Two Ottawa paramedics are sitting up and alert today, one day after an explosion sent them to hospital. Craig MacInnes and Reid Purdy are still in serious condition but there is every expectation they will be fine.    There has been a steady stream of paramedics and police to the Intensive Care Unit at the Ottawa Hospital.  Among them, the chief of the paramedics Anthony Di Monte, checking in on the two members injured in yesterday's explosion.

"I'm very pleased and optimistic,” Di Monte told reporters outside the hospital, “and the medical information we have supports that but I'm aware that they are in the Intensive Care Unit and they've got several days ahead.” 

While they heal, the work begins now to understand what happened.  The Special Investigations Unit and the Ontario Ministry of Labor have parallel investigations underway.  Charges are a possibility.

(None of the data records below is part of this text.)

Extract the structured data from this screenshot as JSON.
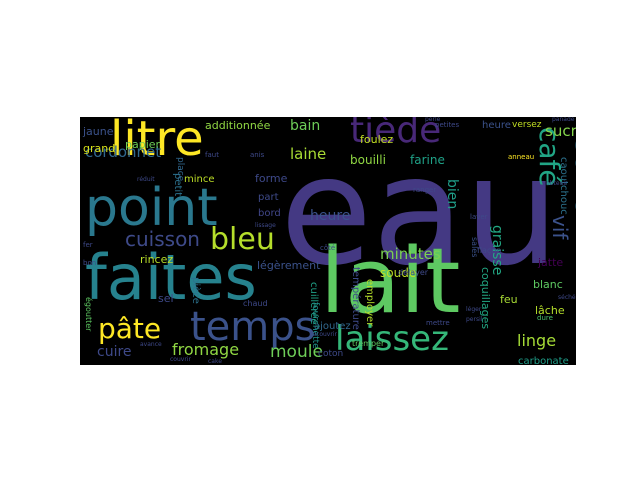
{
  "palette": {
    "background": "#000000",
    "figure": "#ffffff"
  },
  "words": [
    {
      "text": "eau",
      "color": "#443983"
    },
    {
      "text": "lait",
      "color": "#5ec962"
    },
    {
      "text": "faites",
      "color": "#26828e"
    },
    {
      "text": "point",
      "color": "#2a788e"
    },
    {
      "text": "litre",
      "color": "#fde725"
    },
    {
      "text": "temps",
      "color": "#3b528b"
    },
    {
      "text": "laissez",
      "color": "#35b779"
    },
    {
      "text": "tiède",
      "color": "#482878"
    },
    {
      "text": "bleu",
      "color": "#b5de2b"
    },
    {
      "text": "savon",
      "color": "#2c728e"
    },
    {
      "text": "café",
      "color": "#21a585"
    },
    {
      "text": "pâte",
      "color": "#fde725"
    },
    {
      "text": "cuisson",
      "color": "#3e4a89"
    },
    {
      "text": "fromage",
      "color": "#90d743"
    },
    {
      "text": "moule",
      "color": "#6ece58"
    },
    {
      "text": "laine",
      "color": "#a8db34"
    },
    {
      "text": "cordonnet",
      "color": "#31688e"
    },
    {
      "text": "vif",
      "color": "#3b528b"
    },
    {
      "text": "sucre",
      "color": "#84d44b"
    },
    {
      "text": "linge",
      "color": "#a5db36"
    },
    {
      "text": "minutes",
      "color": "#7ad151"
    },
    {
      "text": "cuire",
      "color": "#3e4989"
    },
    {
      "text": "bain",
      "color": "#6ece58"
    },
    {
      "text": "heure",
      "color": "#3b528b"
    },
    {
      "text": "graisse",
      "color": "#22a884"
    },
    {
      "text": "bien",
      "color": "#1f9e89"
    },
    {
      "text": "bouilli",
      "color": "#90d743"
    },
    {
      "text": "farine",
      "color": "#1fa187"
    },
    {
      "text": "soude",
      "color": "#bddf26"
    },
    {
      "text": "additionnée",
      "color": "#90d743"
    },
    {
      "text": "foulez",
      "color": "#c2df23"
    },
    {
      "text": "jaune",
      "color": "#3b528b"
    },
    {
      "text": "papier",
      "color": "#6ece58"
    },
    {
      "text": "grand",
      "color": "#d8e219"
    },
    {
      "text": "mince",
      "color": "#bddf26"
    },
    {
      "text": "forme",
      "color": "#3e4989"
    },
    {
      "text": "part",
      "color": "#3e4a89"
    },
    {
      "text": "bord",
      "color": "#404688"
    },
    {
      "text": "rincez",
      "color": "#b8de29"
    },
    {
      "text": "légèrement",
      "color": "#3b528b"
    },
    {
      "text": "sel",
      "color": "#3e4989"
    },
    {
      "text": "pièce",
      "color": "#2c728e"
    },
    {
      "text": "coton",
      "color": "#3e4a89"
    },
    {
      "text": "feu",
      "color": "#a8db34"
    },
    {
      "text": "blanc",
      "color": "#5ec962"
    },
    {
      "text": "lâche",
      "color": "#b5de2b"
    },
    {
      "text": "jatte",
      "color": "#440154"
    },
    {
      "text": "carbonate",
      "color": "#1f9e89"
    },
    {
      "text": "heure",
      "color": "#3b528b"
    },
    {
      "text": "coquillages",
      "color": "#22a884"
    },
    {
      "text": "employer",
      "color": "#b5de2b"
    },
    {
      "text": "température",
      "color": "#3e4a89"
    },
    {
      "text": "cuillerée",
      "color": "#1fa187"
    },
    {
      "text": "ajoutez",
      "color": "#31688e"
    },
    {
      "text": "tremper",
      "color": "#5ec962"
    },
    {
      "text": "caoutchouc",
      "color": "#2c728e"
    },
    {
      "text": "égoutter",
      "color": "#5ec962"
    },
    {
      "text": "petit",
      "color": "#2c728e"
    },
    {
      "text": "place",
      "color": "#31688e"
    },
    {
      "text": "chaud",
      "color": "#3e4989"
    },
    {
      "text": "fourchette",
      "color": "#21918c"
    },
    {
      "text": "délayer",
      "color": "#3e4989"
    },
    {
      "text": "flaçon",
      "color": "#3e4989"
    },
    {
      "text": "sales",
      "color": "#3b528b"
    },
    {
      "text": "versez",
      "color": "#c2df23"
    },
    {
      "text": "anneau",
      "color": "#fde725"
    },
    {
      "text": "dure",
      "color": "#4ac16d"
    },
    {
      "text": "petites",
      "color": "#3e4989"
    },
    {
      "text": "laver",
      "color": "#3e4989"
    },
    {
      "text": "bon",
      "color": "#3e4989"
    },
    {
      "text": "fer",
      "color": "#3e4989"
    },
    {
      "text": "côté",
      "color": "#3e4989"
    },
    {
      "text": "ranger",
      "color": "#3e4989"
    },
    {
      "text": "mettre",
      "color": "#3e4989"
    },
    {
      "text": "faut",
      "color": "#3e4989"
    },
    {
      "text": "anis",
      "color": "#3e4989"
    },
    {
      "text": "couvrir",
      "color": "#3e4989"
    },
    {
      "text": "cake",
      "color": "#3e4989"
    },
    {
      "text": "perle",
      "color": "#3e4989"
    },
    {
      "text": "panade",
      "color": "#3e4989"
    },
    {
      "text": "obtenir",
      "color": "#3e4989"
    },
    {
      "text": "persil",
      "color": "#3e4989"
    },
    {
      "text": "léger",
      "color": "#3e4989"
    },
    {
      "text": "recouvrir",
      "color": "#3e4989"
    },
    {
      "text": "réduit",
      "color": "#3e4989"
    },
    {
      "text": "avance",
      "color": "#3e4989"
    },
    {
      "text": "lissage",
      "color": "#3e4989"
    },
    {
      "text": "séché",
      "color": "#3e4989"
    }
  ]
}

"Our role is to determine whether the police did anything criminal where civilians were injured or killed,” says the SIU’s lead investigator, Rick Deering. “We can only speculate at this point what happened and we don't like to do that.  We like to determine by virtue of the information we're able to uncover.”

Five first responders were injured Wednesday morning during a training exercise in Ottawa’s west end.  It was a joint exercise involving RCMP, Ottawa Police and paramedics, using explosives to force an entry into an abandoned home.  Superintendent Craig MacInnes, a 22-year veteran of the Paramedic Service, and Reid Purdy, a young father and eight year veteran, took the brunt of the blast.  They both have 2nd degree burns to over ten percent of their body.

 "Yesterday was a difficult day,” says Di Monte, “when you see two of your members arrive in your vehicles and they're both sedated and in rough shape.”

Two police officers and another paramedic had minor injuries.  That paramedic, Brad Ross, was injured rushing to help his colleagues.

“His reaction was to go to his colleagues,” Di Monte continued,  “and I can tell you doors were being broken down by cops, by Mounties and other tactical members to get in there so it was really a team effort.”

It will take a team effort, too, to determine what went wrong. The SIU hopes to complete its investigation within a month.